Pour moi oui. Car il n'y a pas l'aspect physique à respecter, le maquillage, l'habillage, la gestuelle… Je travaille uniquement mon instrument, qui est ma voix. Donc pour moi, et je précise bien pour moi, c'est plus facile. Il y en a pour qui cela s'avére compliqué, moi non. En revanche, ce qui est plus compliqué, c'est le théâtre. Trés compliqué même, car il y a la mémorisation du texte, le déplacement, le geste qui doit amener la parole et pas l'inverse. Concernant le cinéma, je ne sais pas trop. Disons que le peu de cinéma que j'ai fait avec Mocky et autres, attention je ne dis pas que c'est facile, mais ça l'est plus que le théâtre. Mais le plus passionnant demeure un tour de chant. Et je ne dis pas cela parce que c'est mon métier ! Tous les acteurs vous le diront, dans un tour de chant, on est seul sous les feux, seul responsable, avec les musiciens bien sûr. Et là il y a une réelle magie, une communion avec le public qui peut être extraordinaire. C'est vraiment formidable.

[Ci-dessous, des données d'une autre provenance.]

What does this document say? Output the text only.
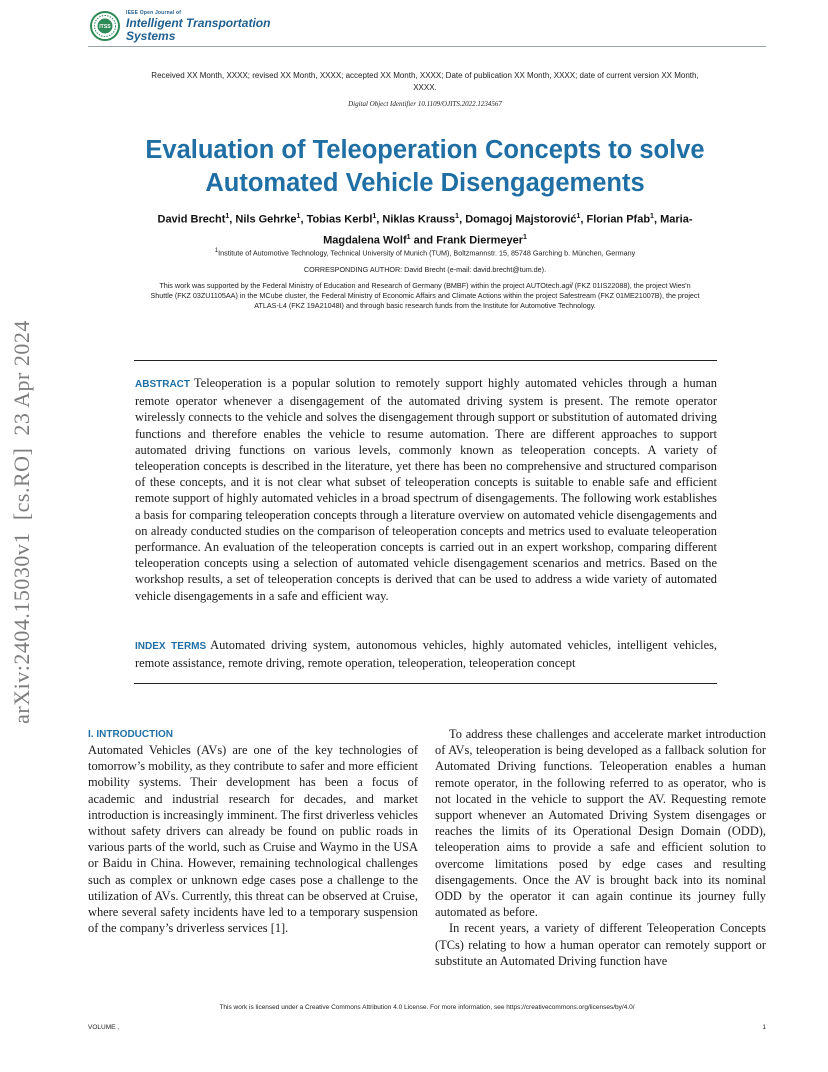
ITSS
IEEE Open Journal of
Intelligent Transportation
Systems
Received XX Month, XXXX; revised XX Month, XXXX; accepted XX Month, XXXX; Date of publication XX Month, XXXX; date of current version XX Month, XXXX.
Digital Object Identifier 10.1109/OJITS.2022.1234567
Evaluation of Teleoperation Concepts to solve Automated Vehicle Disengagements
David Brecht$^1$, Nils Gehrke$^1$, Tobias Kerbl$^1$, Niklas Krauss$^1$, Domagoj Majstorović$^1$, Florian Pfab$^1$, Maria-Magdalena Wolf$^1$ and Frank Diermeyer$^1$
$^1$Institute of Automotive Technology, Technical University of Munich (TUM), Boltzmannstr. 15, 85748 Garching b. München, Germany
CORRESPONDING AUTHOR: David Brecht (e-mail: david.brecht@tum.de).
This work was supported by the Federal Ministry of Education and Research of Germany (BMBF) within the project AUTOtech.agil (FKZ 01IS22088), the project Wies'n Shuttle (FKZ 03ZU1105AA) in the MCube cluster, the Federal Ministry of Economic Affairs and Climate Actions within the project Safestream (FKZ 01ME21007B), the project ATLAS-L4 (FKZ 19A21048I) and through basic research funds from the Institute for Automotive Technology.
ABSTRACT Teleoperation is a popular solution to remotely support highly automated vehicles through a human remote operator whenever a disengagement of the automated driving system is present. The remote operator wirelessly connects to the vehicle and solves the disengagement through support or substitution of automated driving functions and therefore enables the vehicle to resume automation. There are different approaches to support automated driving functions on various levels, commonly known as teleoperation concepts. A variety of teleoperation concepts is described in the literature, yet there has been no comprehensive and structured comparison of these concepts, and it is not clear what subset of teleoperation concepts is suitable to enable safe and efficient remote support of highly automated vehicles in a broad spectrum of disengagements. The following work establishes a basis for comparing teleoperation concepts through a literature overview on automated vehicle disengagements and on already conducted studies on the comparison of teleoperation concepts and metrics used to evaluate teleoperation performance. An evaluation of the teleoperation concepts is carried out in an expert workshop, comparing different teleoperation concepts using a selection of automated vehicle disengagement scenarios and metrics. Based on the workshop results, a set of teleoperation concepts is derived that can be used to address a wide variety of automated vehicle disengagements in a safe and efficient way.
INDEX TERMS Automated driving system, autonomous vehicles, highly automated vehicles, intelligent vehicles, remote assistance, remote driving, remote operation, teleoperation, teleoperation concept
arXiv:2404.15030v1  [cs.RO]  23 Apr 2024
I. INTRODUCTION

Automated Vehicles (AVs) are one of the key technologies of tomorrow’s mobility, as they contribute to safer and more efficient mobility systems. Their development has been a focus of academic and industrial research for decades, and market introduction is increasingly imminent. The first driverless vehicles without safety drivers can already be found on public roads in various parts of the world, such as Cruise and Waymo in the USA or Baidu in China. However, remaining technological challenges such as complex or unknown edge cases pose a challenge to the utilization of AVs. Currently, this threat can be observed at Cruise, where several safety incidents have led to a temporary suspension of the company’s driverless services [1].

To address these challenges and accelerate market introduction of AVs, teleoperation is being developed as a fallback solution for Automated Driving functions. Teleoperation enables a human remote operator, in the following referred to as operator, who is not located in the vehicle to support the AV. Requesting remote support whenever an Automated Driving System disengages or reaches the limits of its Operational Design Domain (ODD), teleoperation aims to provide a safe and efficient solution to overcome limitations posed by edge cases and resulting disengagements. Once the AV is brought back into its nominal ODD by the operator it can again continue its journey fully automated as before.

In recent years, a variety of different Teleoperation Concepts (TCs) relating to how a human operator can remotely support or substitute an Automated Driving function have

This work is licensed under a Creative Commons Attribution 4.0 License. For more information, see https://creativecommons.org/licenses/by/4.0/
VOLUME ,	1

Doubler les voix c'est autre chose, de toute façon je me sers de ma voix comme d'un instrument.

Donc ne changez pas radicalement de métier en faisant du doublage…


Absolument. J'utilise simplement mon instrument différemment.

Votre nom de scéne, Dick Rivers, est tiré du film Loving you, dans lequel Elvis interpréte ce personnage. Pourquoi avoir choisi ce nom ?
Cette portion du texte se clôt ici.